Lack of immediate feedback is the first element of the unholy trinity when it comes to risk management strategy. The other one is when everyone needs to cooperate in order for something to happen. This is one of the most difficult risks to manage. It’s the equivalent of a mass prisoner’s dilemma where every single one of the prisoners must trust that everyone else will do their part.
This type of problem has applications in a surprisingly wide variety of issues beyond traditional project management, from paying your taxes, to convincing someone to vote. However, there is a third element which can make some risks exceptionally tough to handle and which completes the unholy trinity.
The problem is not related to your previous experiences.
Doctors tell you all the time, don’t drink a lot, you will damage your liver. Don’t eat lots of fat and exercise or else you will damage your heart. Yet, 1 in every 4 deaths in the USA is related to heart disease.
We treat our bodies as if it’s easy to get a replacement part, but why? Well, it’s simple: Everything else in our lives can be replaced. Window broke? Buy a new one. Laptop not running efficiently? Replace it. Car not working? Pay a mechanic and fix it. We tend to make things replaceable and fixable. It’s practical to make them this way. The fallacy starts when we think that our bodies operate this way. We are surrounded by human constructs and, thus, we think everything operates like that.
Point me one human construct around us that once it breaks down, it cannot be replaced but can only be fixed slowly over time. I am gonna add the cherry on top: You can’t live without it.
This is the reality that hits most people, when they are told they have cancer, or heart diseases or that their over excessive drinking did irreversible damage to your liver. Yeap, you are not a FIAT.
To put it in a more generic way: We tend to extrapolate our own experiences, even though we shouldn’t do that and to systems that behave completely differently.

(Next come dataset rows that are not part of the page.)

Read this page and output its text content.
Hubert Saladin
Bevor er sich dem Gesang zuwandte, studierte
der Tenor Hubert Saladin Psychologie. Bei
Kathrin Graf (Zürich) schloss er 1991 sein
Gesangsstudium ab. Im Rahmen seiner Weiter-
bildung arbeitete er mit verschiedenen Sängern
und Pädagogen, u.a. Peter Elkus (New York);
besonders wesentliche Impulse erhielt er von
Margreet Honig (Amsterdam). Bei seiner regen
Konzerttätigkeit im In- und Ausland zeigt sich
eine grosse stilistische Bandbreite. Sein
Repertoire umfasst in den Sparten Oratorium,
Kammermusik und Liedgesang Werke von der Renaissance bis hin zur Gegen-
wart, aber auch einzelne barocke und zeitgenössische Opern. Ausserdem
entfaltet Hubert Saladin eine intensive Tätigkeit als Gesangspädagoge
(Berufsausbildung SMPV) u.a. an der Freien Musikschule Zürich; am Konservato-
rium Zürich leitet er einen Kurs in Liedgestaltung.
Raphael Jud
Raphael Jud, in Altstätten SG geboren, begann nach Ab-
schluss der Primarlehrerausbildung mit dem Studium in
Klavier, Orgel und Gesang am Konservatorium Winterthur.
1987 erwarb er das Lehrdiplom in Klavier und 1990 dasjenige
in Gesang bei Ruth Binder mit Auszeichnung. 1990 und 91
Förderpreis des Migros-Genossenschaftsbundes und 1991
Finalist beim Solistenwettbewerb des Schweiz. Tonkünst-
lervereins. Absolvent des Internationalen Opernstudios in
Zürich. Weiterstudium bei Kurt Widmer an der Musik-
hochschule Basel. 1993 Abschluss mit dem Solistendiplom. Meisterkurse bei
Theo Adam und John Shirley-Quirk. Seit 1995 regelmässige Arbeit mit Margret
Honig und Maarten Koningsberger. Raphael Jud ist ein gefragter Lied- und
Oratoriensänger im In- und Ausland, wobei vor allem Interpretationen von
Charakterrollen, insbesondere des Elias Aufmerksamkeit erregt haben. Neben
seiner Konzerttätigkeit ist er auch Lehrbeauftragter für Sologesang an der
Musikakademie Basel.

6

And now let’s combine everything to understand the coronavirus crisis. As you can see the
- It’s something that doesn’t happen often. People can’t draw from their past experiences to understand it. Furthermore the system was unprepared against it.
- Quarantine works only if everyone cooperates in a n-person prisoner’s dilemma.
- The logic behind this risk is not related to human constructs and it’s practically alien.
Right, so what do I mean by alien? Well the obvious answer is that a virus is not a human construct. It is something that evolved quite on its own. However, the “alien” factor there is math related. Let me introduce you to the exponential function.
It’s a positive feedback function and that’s why it’s so scary. The more it advances the more powerful it gets. My brother yesterday asked me: Let’s say water lily filles 1% of the lake and every day it’s population doubles. If the entire lake gets filled in 6 days, how many days does it take to fill half the lake?
I know right? Only 5!
We avoid using it even in game design. Why? It’s just so difficult to control. Let me frank: Almost nothing in your everyday life that is constructed by humans performs according to the exponential function. The way the gas tank empties in your car is linear. The way the salary gets deposited in the bank every month? Linear. They way your mobile phone’s battery gets spent? Linear.
This is why it’s so hard to contemplate the disproportionate kind of damage just a single person can cause, just like patient 31 from Korea where a single person had 1,160 contacts and blew everything out of proportions.
This is what we call Social Responsibility…
Social responsibility is an ethical theory, in which individuals are accountable for fulfilling their civic duty; the actions of an individual must benefit the whole of society. Which at its heart is the essence of risk management.
- Admitting that things can go wrong.
- Taking precautions is not pessimism not it means we are incompetent.
- Not everything works with the type of logic we are used to.
I have worked in quite a few multi-million dollar projects and I can attest to the fact that true risk management is not an action-esque emergency plan, that involves explosions and one guy magically saves the day. It’s more about little every day actions that accumulate to something great.